Day Planner / Calendar
I keep my calendar in my phone these days, mostly because my work email and calendar are synced to it and I can add personal appointments to my Gmail calendar through the same app, but I did used to use a leather day planner similar to this one. A monthly view wouldn’t have worked for me, but everyone is different. The point is to find a system that you find comfortable and easy to use. If it’s not easy to use, you won’t use it. The idea is to have a way to keep track of appointments and tasks so that you don’t lose track of anything.
These don’t have to be expensive. There are places online where you can download and print templates that can be 3-hole punched and put in a binder. The great thing about that is there are ample opportunities to personalize your system for very little money, and express some of your personality while staying organized.
Keeping Track of Finances / Budget
Knowing where the money is going is important for anyone, often it’s even more important for those of us who have extra medical bills to cover. You can setup a worksheet like this in a word processor, or, if you have a little skill with Microsoft Excel, you can setup a worksheet that includes formulas that add your totals for you and even calculate differences. There are also templates similar to this that you can download blank to print and fill out by hand.
What I really like about doing a budget sheet is that I can easily tell where our money is going, and where I can cut costs. I do ours in Excel, and I know just enough to setup the formulas. Well, I did.
The beauty of using some form of pill organizer is that there is never any confusion about whether or not you took your pills. Anything we NEED to take goes into these. My PRNs are in separate containers because it’s up to me if I take them or not, but I only ever carry as many on me as I’m allowed to have. My brain is just too busted at this point to keep track of too many things.

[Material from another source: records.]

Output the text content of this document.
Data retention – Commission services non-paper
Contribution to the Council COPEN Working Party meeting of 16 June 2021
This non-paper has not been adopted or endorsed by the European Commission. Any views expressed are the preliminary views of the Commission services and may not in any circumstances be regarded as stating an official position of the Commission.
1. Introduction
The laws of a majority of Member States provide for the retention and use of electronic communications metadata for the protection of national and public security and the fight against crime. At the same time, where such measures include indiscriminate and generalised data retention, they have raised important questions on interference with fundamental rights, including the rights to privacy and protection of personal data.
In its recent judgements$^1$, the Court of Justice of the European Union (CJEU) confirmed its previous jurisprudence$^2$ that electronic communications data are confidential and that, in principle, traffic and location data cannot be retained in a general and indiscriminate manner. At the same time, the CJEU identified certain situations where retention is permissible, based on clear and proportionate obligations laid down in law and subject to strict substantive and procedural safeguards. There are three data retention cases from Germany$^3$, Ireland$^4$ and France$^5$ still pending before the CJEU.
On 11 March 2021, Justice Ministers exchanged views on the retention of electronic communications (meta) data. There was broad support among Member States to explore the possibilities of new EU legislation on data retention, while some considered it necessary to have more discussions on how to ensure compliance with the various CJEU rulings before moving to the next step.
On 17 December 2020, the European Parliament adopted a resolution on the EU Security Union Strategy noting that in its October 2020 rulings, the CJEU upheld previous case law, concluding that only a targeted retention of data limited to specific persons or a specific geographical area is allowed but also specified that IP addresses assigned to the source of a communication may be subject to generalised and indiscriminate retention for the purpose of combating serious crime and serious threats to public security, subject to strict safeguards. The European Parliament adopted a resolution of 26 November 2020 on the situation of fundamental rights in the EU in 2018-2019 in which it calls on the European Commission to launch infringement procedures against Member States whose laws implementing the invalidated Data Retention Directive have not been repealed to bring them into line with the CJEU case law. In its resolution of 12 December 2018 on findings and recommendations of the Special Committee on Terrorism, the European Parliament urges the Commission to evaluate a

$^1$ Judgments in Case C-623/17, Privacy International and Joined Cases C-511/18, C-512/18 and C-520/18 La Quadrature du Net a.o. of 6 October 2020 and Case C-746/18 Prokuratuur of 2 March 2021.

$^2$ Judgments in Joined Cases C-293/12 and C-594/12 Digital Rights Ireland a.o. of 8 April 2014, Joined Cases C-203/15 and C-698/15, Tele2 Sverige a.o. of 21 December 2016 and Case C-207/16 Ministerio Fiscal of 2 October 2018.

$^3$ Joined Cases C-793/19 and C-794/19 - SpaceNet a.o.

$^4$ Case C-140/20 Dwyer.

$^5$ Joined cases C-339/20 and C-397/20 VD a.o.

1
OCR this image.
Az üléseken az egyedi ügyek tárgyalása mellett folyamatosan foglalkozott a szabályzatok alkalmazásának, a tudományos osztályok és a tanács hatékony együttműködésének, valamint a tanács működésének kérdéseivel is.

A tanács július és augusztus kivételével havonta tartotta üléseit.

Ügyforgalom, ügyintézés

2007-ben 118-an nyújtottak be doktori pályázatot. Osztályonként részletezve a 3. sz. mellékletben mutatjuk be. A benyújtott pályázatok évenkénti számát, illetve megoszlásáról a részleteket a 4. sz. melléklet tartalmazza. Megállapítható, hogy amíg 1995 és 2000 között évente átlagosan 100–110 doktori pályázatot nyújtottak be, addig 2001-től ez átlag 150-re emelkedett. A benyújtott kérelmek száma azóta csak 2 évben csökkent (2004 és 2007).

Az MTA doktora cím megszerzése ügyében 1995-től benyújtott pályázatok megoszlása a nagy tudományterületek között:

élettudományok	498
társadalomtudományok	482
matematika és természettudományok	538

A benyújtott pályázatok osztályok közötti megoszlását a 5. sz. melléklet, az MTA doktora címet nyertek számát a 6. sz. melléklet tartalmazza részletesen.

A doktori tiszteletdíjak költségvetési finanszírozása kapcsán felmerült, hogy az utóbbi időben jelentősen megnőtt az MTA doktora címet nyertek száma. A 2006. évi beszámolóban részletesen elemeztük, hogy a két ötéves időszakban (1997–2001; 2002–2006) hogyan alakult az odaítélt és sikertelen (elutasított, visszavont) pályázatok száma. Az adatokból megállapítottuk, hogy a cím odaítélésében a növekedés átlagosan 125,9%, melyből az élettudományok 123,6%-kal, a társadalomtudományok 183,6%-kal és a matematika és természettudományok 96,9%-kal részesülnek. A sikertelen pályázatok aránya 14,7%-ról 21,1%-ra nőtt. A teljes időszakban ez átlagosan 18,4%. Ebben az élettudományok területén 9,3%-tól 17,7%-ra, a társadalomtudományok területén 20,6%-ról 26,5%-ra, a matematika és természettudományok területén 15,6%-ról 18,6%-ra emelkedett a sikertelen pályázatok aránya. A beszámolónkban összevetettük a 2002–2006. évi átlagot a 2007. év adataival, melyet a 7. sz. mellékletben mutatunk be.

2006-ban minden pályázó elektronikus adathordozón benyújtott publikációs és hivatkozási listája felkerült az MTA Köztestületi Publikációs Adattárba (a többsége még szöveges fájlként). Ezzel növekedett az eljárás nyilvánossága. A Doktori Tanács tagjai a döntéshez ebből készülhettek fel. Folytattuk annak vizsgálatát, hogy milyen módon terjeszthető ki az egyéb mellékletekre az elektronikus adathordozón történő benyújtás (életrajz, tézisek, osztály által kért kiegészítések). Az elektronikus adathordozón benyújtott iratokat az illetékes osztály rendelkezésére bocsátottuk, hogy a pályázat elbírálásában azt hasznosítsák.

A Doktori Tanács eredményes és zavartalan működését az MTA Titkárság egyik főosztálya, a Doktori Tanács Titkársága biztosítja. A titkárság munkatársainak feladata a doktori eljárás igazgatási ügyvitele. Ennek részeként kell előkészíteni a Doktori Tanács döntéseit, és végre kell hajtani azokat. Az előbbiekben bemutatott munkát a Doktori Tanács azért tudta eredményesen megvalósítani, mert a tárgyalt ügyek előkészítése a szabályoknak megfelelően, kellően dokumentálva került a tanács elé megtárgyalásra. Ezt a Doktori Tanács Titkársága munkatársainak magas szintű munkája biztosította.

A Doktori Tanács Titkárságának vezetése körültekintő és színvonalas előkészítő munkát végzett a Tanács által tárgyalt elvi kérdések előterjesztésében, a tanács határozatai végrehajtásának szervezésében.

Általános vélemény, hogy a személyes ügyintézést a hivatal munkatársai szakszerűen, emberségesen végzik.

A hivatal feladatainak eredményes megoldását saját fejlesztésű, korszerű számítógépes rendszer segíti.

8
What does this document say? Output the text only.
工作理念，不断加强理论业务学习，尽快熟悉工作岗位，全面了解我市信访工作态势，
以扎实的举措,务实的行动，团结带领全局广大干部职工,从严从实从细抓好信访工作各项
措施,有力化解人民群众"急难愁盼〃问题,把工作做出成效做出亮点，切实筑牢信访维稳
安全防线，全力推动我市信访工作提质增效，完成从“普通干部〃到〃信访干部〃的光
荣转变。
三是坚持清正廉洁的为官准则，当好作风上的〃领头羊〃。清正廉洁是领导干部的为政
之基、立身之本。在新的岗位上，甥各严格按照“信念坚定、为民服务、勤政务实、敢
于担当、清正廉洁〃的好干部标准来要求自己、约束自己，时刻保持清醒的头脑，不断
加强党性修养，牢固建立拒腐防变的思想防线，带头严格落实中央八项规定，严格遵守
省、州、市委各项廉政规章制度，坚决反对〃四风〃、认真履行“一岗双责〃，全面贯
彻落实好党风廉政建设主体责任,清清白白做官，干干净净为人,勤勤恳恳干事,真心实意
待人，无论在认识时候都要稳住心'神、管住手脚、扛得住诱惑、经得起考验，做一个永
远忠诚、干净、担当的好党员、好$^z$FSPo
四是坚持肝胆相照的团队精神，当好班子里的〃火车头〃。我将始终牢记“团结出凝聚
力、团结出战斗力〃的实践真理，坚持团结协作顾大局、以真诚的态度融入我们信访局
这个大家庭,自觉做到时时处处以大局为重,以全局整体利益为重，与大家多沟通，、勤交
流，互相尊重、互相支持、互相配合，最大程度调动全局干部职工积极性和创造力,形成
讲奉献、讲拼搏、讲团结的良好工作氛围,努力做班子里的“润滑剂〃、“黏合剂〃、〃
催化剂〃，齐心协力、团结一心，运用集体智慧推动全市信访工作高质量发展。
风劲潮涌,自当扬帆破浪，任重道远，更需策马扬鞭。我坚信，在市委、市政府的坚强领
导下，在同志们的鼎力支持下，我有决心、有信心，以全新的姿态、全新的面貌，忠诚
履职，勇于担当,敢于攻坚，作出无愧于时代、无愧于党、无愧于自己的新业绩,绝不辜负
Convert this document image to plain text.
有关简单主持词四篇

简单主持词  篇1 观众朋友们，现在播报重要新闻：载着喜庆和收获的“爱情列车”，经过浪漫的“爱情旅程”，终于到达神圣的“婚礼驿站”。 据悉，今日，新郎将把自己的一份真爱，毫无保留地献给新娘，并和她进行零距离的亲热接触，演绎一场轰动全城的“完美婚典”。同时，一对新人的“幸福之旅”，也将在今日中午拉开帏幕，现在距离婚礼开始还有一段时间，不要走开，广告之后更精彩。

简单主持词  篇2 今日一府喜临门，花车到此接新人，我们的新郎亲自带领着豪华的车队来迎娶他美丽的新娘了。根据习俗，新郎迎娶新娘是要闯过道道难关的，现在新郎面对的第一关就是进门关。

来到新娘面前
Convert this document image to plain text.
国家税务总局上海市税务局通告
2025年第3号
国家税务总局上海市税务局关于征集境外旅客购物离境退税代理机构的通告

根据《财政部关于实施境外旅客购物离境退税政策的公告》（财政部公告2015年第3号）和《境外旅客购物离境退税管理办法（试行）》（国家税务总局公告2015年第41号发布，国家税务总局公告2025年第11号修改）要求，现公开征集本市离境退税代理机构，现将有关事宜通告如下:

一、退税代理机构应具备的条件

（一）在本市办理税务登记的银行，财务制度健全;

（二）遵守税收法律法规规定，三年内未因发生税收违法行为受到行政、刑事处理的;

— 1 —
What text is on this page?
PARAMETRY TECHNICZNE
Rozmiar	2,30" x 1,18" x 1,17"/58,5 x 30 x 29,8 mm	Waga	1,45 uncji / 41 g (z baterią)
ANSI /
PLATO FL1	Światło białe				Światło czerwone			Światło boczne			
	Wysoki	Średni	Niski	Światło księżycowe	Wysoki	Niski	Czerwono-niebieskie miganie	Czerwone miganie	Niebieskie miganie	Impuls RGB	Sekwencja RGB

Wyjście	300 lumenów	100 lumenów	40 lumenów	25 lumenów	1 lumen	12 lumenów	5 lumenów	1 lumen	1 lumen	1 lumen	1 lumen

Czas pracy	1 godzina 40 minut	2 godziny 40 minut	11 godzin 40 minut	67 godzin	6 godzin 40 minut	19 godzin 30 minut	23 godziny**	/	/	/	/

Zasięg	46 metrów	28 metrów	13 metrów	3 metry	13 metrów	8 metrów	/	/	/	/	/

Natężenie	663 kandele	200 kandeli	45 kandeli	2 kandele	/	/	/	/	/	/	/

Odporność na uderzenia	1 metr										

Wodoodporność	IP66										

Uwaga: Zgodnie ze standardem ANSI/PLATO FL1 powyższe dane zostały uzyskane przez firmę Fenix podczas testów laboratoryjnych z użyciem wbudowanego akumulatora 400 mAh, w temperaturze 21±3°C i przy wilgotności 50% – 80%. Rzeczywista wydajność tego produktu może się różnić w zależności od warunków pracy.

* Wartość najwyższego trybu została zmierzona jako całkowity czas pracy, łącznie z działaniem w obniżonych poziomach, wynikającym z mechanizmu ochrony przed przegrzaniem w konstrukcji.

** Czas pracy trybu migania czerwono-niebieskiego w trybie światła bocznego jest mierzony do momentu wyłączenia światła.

One of my absolute favorite things about using the pill organizers is that I always know that I’m going to run out of something well in advance. Most of my meds are on perpetual refill and the pharmacy just does that for me and then sends me a text, but filling my pills a week at a time gives me a very clear picture of whether I’m running low on something. This is crucial for Josh because 2 of his meds are controlled substances and can’t be “grace” filled like mine can.
Taking pill organization one step further, I keep all of the bottles of pills in the medicine cabinet in the upstairs bathroom. They’re all in the center section and they’re separated – the top shelf is mine, middle is Josh’s, and the bottom shelf is for vitamins and other pills we don’t take regularly. This makes it easier when we go to fill pills.
This is a family thingy pictured here, but it was so pretty I just had to use it. Anyway, the idea is that any paperwork you need to hang on to – bill statements, papers from any of your docs, warranty info for the car or electronics, etc. – needs to be organized and kept in a safe place. If you don’t have a file cabinet or a file drawer in your desk, you can get free-standing file boxes. If you are just starting to get organized like this, take your papers and start making piles of like things. Once you have all of your piles made, you can make folders from there.
Depending on your insurance situation, saving the paperwork you get from the doc’s office and the pharmacy can be crucial. Having a well organized file system makes it easier to find the paperwork you need when you need it.
Those are the 4 biggies for me. What other organizational tips do you think are especially important for us mental folk?